Anderson came into the pilot’s compartment just then. He had to duck to clear the overhead, and water poured in a small tidal wave across the floor when he opened the bulkhead door. The cabin beyond was awash in a foot of water, and Durell wondered if his improvised plug had given way; but his glimpse of it showed it was still sound. The next moment Anderson turned Francesca gently out of the pilot’s compartment and said, “Take care of our fiery young Turk, honey. I have some business with Durell.”

The girl hesitated, but went out at Durell’s nod. Anderson’s pale eyes touched the body of the pilot, covered the dark horizon of the sea from the bubble, and fixed on Durell. The big man looked different. His amiability was gone, replaced by a hard challenge.

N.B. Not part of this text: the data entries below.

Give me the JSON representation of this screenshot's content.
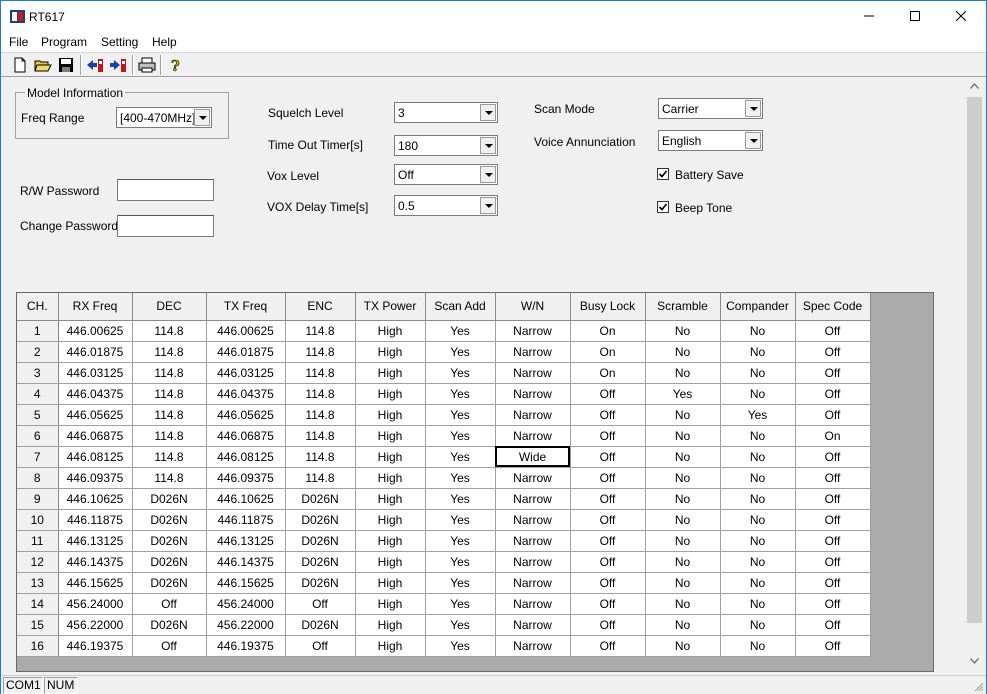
{
  "window": {
    "title": "RT617",
    "controls": {
      "minimize": "minimize-icon",
      "maximize": "maximize-icon",
      "close": "close-icon"
    }
  },
  "menu": [
    "File",
    "Program",
    "Setting",
    "Help"
  ],
  "toolbar": [
    "new-file-icon",
    "open-folder-icon",
    "save-icon",
    "read-from-radio-icon",
    "write-to-radio-icon",
    "print-icon",
    "help-icon"
  ],
  "model_info": {
    "legend": "Model Information",
    "freq_range_label": "Freq Range",
    "freq_range_value": "[400-470MHz]"
  },
  "password": {
    "rw_label": "R/W Password",
    "rw_value": "",
    "change_label": "Change Password",
    "change_value": ""
  },
  "settings": {
    "squelch_label": "Squelch Level",
    "squelch_value": "3",
    "tot_label": "Time Out Timer[s]",
    "tot_value": "180",
    "vox_label": "Vox Level",
    "vox_value": "Off",
    "vox_delay_label": "VOX Delay Time[s]",
    "vox_delay_value": "0.5",
    "scan_mode_label": "Scan Mode",
    "scan_mode_value": "Carrier",
    "voice_label": "Voice Annunciation",
    "voice_value": "English",
    "battery_save_label": "Battery Save",
    "battery_save_checked": true,
    "beep_tone_label": "Beep Tone",
    "beep_tone_checked": true
  },
  "grid": {
    "columns": [
      "CH.",
      "RX Freq",
      "DEC",
      "TX Freq",
      "ENC",
      "TX Power",
      "Scan Add",
      "W/N",
      "Busy Lock",
      "Scramble",
      "Compander",
      "Spec Code"
    ],
    "rows": [
      [
        "1",
        "446.00625",
        "114.8",
        "446.00625",
        "114.8",
        "High",
        "Yes",
        "Narrow",
        "On",
        "No",
        "No",
        "Off"
      ],
      [
        "2",
        "446.01875",
        "114.8",
        "446.01875",
        "114.8",
        "High",
        "Yes",
        "Narrow",
        "On",
        "No",
        "No",
        "Off"
      ],
      [
        "3",
        "446.03125",
        "114.8",
        "446.03125",
        "114.8",
        "High",
        "Yes",
        "Narrow",
        "On",
        "No",
        "No",
        "Off"
      ],
      [
        "4",
        "446.04375",
        "114.8",
        "446.04375",
        "114.8",
        "High",
        "Yes",
        "Narrow",
        "Off",
        "Yes",
        "No",
        "Off"
      ],
      [
        "5",
        "446.05625",
        "114.8",
        "446.05625",
        "114.8",
        "High",
        "Yes",
        "Narrow",
        "Off",
        "No",
        "Yes",
        "Off"
      ],
      [
        "6",
        "446.06875",
        "114.8",
        "446.06875",
        "114.8",
        "High",
        "Yes",
        "Narrow",
        "Off",
        "No",
        "No",
        "On"
      ],
      [
        "7",
        "446.08125",
        "114.8",
        "446.08125",
        "114.8",
        "High",
        "Yes",
        "Wide",
        "Off",
        "No",
        "No",
        "Off"
      ],
      [
        "8",
        "446.09375",
        "114.8",
        "446.09375",
        "114.8",
        "High",
        "Yes",
        "Narrow",
        "Off",
        "No",
        "No",
        "Off"
      ],
      [
        "9",
        "446.10625",
        "D026N",
        "446.10625",
        "D026N",
        "High",
        "Yes",
        "Narrow",
        "Off",
        "No",
        "No",
        "Off"
      ],
      [
        "10",
        "446.11875",
        "D026N",
        "446.11875",
        "D026N",
        "High",
        "Yes",
        "Narrow",
        "Off",
        "No",
        "No",
        "Off"
      ],
      [
        "11",
        "446.13125",
        "D026N",
        "446.13125",
        "D026N",
        "High",
        "Yes",
        "Narrow",
        "Off",
        "No",
        "No",
        "Off"
      ],
      [
        "12",
        "446.14375",
        "D026N",
        "446.14375",
        "D026N",
        "High",
        "Yes",
        "Narrow",
        "Off",
        "No",
        "No",
        "Off"
      ],
      [
        "13",
        "446.15625",
        "D026N",
        "446.15625",
        "D026N",
        "High",
        "Yes",
        "Narrow",
        "Off",
        "No",
        "No",
        "Off"
      ],
      [
        "14",
        "456.24000",
        "Off",
        "456.24000",
        "Off",
        "High",
        "Yes",
        "Narrow",
        "Off",
        "No",
        "No",
        "Off"
      ],
      [
        "15",
        "456.22000",
        "D026N",
        "456.22000",
        "D026N",
        "High",
        "Yes",
        "Narrow",
        "Off",
        "No",
        "No",
        "Off"
      ],
      [
        "16",
        "446.19375",
        "Off",
        "446.19375",
        "Off",
        "High",
        "Yes",
        "Narrow",
        "Off",
        "No",
        "No",
        "Off"
      ]
    ],
    "selected_cell": {
      "row": 6,
      "col": 7
    }
  },
  "status": [
    "COM1",
    "NUM"
  ]
}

“You’re responsible for this mess,” he said flatly. “I’ve got my job, the same as yours, and I put myself subject to your orders up until now. I didn’t ask for help when I was sent from Ankara—

“You needed it, though,” Durell pointed out drily. “Your charge, Dr. Uvaldi, got himself murdered.”

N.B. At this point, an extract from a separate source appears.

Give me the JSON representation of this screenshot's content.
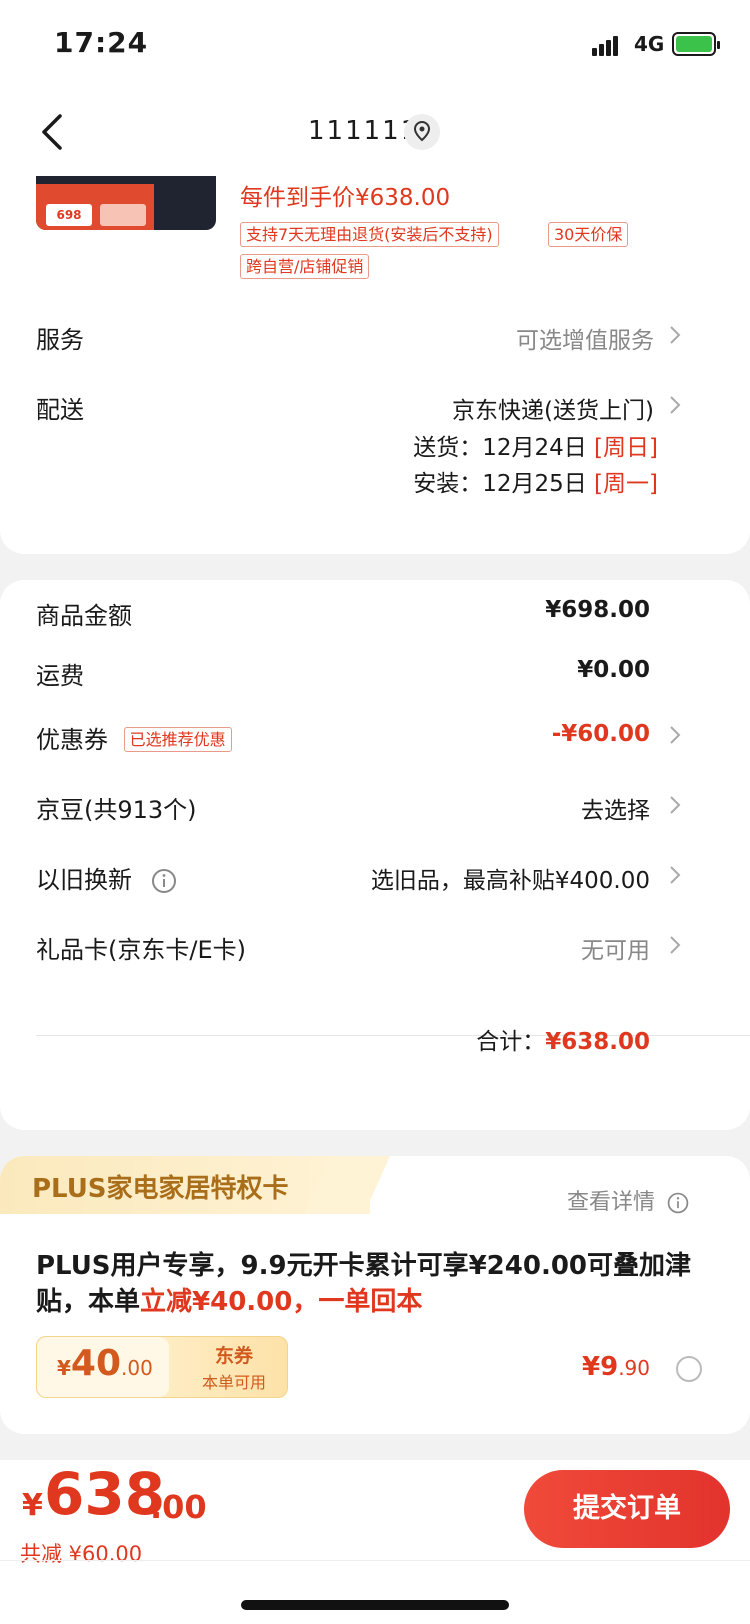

Anderson’s big hand sliced the air impatiently. “Sure, and you moved in and got the tapes. For a moment, that is. But where are they now? I’m equally responsible for getting that data to Washington, and I want to find those tapes before this cockleshell goes down.”

“We’re not going down—not for a time yet.”

“No? The water’s risen six inches since we struck. Wickham is getting frightened because we can’t budge the emergency door.”

“We all stay aboard!” Durell said sharply.

“And drown because you say so?” Anderson drew a heavy breath. “I’m tired of being kept in the dark. I think you’ve got the tapes; I think you’ve had them all along. You’d better hand it to me, here and now.”